Tyler, de ocho años, derramó jugo de paleta helada sobre mi alfombra blanca y exigió saber dónde estaba el baño.
—Al final del pasillo, cariño —dije, mientras ya estaba buscando el limpiador de alfombras.
Su hermana Madison miró dentro de mi despensa y se quedó: “¿Por qué no tienes buenos bocadillos?”.
Los “buenos bocadillos”, por supuesto, eran los que yo siempre compraba. Los que nunca traían. Los que, como por arte de magia, salían de mi presupuesto para la compra en cada festividad.
Afuera, Juliette llamó desde el patio: “Annie, la carne se ve un poco seca. ¿Estás segura de que no la estás cocinando demasiado?”
Sonreí porque gritar no era de buena educación.
Para cuando finalmente se marcharon esa noche, se habían comido comida por valor de casi doscientos dólares, habían dejado basura en mi jardín, huellas dactilares pegajosas en mis puertas y cajas de zumo detrás del sofá.
Bryan me ayudó a cargar el lavavajillas mientras yo quitaba los palitos de helado de mis macizos de flores.
—Bee —dije, usando su apodo—, tu madre volvió a mover el sofá.
—Solo está intentando ayudar, Nini —dijo con suavidad, aunque pude ver la culpa en su rostro.

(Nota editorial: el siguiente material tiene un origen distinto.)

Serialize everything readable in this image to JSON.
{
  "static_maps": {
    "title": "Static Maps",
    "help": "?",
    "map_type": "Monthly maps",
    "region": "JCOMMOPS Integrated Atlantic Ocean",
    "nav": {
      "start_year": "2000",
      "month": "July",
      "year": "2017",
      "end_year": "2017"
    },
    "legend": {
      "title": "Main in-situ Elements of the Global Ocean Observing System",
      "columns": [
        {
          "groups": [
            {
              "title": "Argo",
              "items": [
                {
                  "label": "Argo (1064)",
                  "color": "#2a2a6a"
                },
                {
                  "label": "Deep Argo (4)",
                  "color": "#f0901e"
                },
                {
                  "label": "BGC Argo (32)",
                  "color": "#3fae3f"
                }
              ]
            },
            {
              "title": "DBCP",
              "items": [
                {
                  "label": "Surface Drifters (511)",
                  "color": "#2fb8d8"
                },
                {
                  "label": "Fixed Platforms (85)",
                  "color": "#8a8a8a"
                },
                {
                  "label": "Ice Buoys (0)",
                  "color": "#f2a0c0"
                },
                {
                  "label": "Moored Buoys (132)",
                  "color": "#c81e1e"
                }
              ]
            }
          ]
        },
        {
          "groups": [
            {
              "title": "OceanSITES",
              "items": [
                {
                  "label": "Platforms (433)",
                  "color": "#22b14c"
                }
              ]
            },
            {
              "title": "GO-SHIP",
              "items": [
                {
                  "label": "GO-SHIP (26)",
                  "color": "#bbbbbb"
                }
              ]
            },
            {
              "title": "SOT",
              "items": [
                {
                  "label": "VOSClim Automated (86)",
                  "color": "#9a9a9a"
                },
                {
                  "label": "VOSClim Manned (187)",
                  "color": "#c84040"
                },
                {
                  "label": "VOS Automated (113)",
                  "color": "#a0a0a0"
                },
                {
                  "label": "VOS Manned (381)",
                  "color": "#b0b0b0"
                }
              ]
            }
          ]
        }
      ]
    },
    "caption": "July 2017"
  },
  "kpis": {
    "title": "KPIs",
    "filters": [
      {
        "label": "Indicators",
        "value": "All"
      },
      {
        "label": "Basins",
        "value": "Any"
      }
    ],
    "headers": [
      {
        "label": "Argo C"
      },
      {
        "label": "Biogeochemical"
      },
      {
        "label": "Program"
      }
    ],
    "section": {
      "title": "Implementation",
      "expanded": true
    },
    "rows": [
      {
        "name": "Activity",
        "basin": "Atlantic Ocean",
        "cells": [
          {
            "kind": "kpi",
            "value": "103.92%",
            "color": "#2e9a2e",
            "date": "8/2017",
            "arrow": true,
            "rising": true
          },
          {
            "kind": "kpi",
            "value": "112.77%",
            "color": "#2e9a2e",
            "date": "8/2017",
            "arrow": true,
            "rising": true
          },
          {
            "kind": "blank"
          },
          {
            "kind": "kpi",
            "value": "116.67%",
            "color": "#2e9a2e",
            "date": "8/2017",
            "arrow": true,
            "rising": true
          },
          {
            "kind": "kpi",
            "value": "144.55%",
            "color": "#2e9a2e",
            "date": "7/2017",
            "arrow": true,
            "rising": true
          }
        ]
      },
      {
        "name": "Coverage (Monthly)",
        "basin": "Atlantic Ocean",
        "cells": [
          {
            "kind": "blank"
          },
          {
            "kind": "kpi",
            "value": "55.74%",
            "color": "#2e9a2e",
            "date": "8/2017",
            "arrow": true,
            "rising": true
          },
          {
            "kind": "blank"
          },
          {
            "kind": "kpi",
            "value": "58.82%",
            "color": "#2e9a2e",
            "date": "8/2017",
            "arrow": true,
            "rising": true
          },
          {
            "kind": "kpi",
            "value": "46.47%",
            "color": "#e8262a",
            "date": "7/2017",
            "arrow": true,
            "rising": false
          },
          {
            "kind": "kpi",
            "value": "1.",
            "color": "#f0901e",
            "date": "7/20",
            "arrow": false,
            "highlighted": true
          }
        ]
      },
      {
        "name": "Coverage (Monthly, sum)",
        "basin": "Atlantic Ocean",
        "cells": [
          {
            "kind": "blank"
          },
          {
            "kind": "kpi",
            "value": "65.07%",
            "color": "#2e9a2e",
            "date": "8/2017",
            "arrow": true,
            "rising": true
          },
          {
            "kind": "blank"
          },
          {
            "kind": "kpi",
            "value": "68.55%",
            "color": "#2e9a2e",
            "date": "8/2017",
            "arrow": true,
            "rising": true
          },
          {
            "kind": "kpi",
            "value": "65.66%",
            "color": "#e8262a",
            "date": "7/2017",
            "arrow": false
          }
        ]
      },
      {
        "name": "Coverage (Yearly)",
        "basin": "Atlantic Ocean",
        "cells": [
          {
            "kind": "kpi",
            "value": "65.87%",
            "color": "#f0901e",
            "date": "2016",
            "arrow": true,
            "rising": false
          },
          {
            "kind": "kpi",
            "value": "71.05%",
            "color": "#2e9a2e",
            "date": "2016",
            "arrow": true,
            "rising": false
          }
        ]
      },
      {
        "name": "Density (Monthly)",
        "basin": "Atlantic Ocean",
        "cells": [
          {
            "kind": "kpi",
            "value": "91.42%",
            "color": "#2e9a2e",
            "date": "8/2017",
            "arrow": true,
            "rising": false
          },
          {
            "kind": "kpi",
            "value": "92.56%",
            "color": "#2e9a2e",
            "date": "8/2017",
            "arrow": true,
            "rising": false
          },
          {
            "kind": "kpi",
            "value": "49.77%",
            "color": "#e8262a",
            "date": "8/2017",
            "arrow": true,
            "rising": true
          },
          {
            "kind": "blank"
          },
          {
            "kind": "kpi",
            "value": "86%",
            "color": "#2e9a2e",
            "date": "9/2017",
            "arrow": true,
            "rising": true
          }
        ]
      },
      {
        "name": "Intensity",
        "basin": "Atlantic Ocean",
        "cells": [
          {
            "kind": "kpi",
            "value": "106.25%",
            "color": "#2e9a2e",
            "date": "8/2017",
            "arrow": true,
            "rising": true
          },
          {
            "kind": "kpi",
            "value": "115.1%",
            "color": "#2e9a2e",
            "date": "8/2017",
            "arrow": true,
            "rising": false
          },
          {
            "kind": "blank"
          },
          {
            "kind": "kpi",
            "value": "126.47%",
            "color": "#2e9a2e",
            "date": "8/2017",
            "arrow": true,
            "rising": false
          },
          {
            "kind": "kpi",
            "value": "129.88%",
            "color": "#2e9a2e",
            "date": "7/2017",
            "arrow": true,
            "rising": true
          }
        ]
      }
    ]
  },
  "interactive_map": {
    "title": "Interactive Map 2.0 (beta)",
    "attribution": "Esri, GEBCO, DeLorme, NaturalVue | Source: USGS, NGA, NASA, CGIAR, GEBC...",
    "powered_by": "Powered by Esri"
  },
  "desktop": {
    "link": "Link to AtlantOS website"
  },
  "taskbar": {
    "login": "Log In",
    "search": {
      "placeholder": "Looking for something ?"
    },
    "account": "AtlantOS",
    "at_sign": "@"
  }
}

“También se comió comida por valor de doscientos dólares. Otra vez.”
Suspiró. “Lo sé. Hablaré con ella.”
Pero ambos sabíamos que probablemente no lo haría. Bryan me quería, pero había pasado toda su vida intentando no disgustar a su madre. Y yo había pasado años intentando ser paciente.
A la mañana siguiente, Juliette llamó.
“¡Annie, cariño! Lo pasamos de maravilla ayer. Los niños aún hablan de esas costillas.”
—Me alegro de que les hayan gustado —dije.
“Y todos vendremos para el 4 de julio”, continuó. “Toda la pandilla. Haremos que sea un fin de semana completo. ¿No será divertido?”
Apreté con fuerza el teléfono.
“¿Todo el fin de semana?”, pregunté.
¡Sí! Llegaremos el viernes por la tarde. Asegúrate de comprar muchas de esas salchichitas. A los niños les encantan. Y Sarah no para de hablar de tu ensalada de patatas. No te olvides de las costillas, cariño. Jugosas, como la última vez.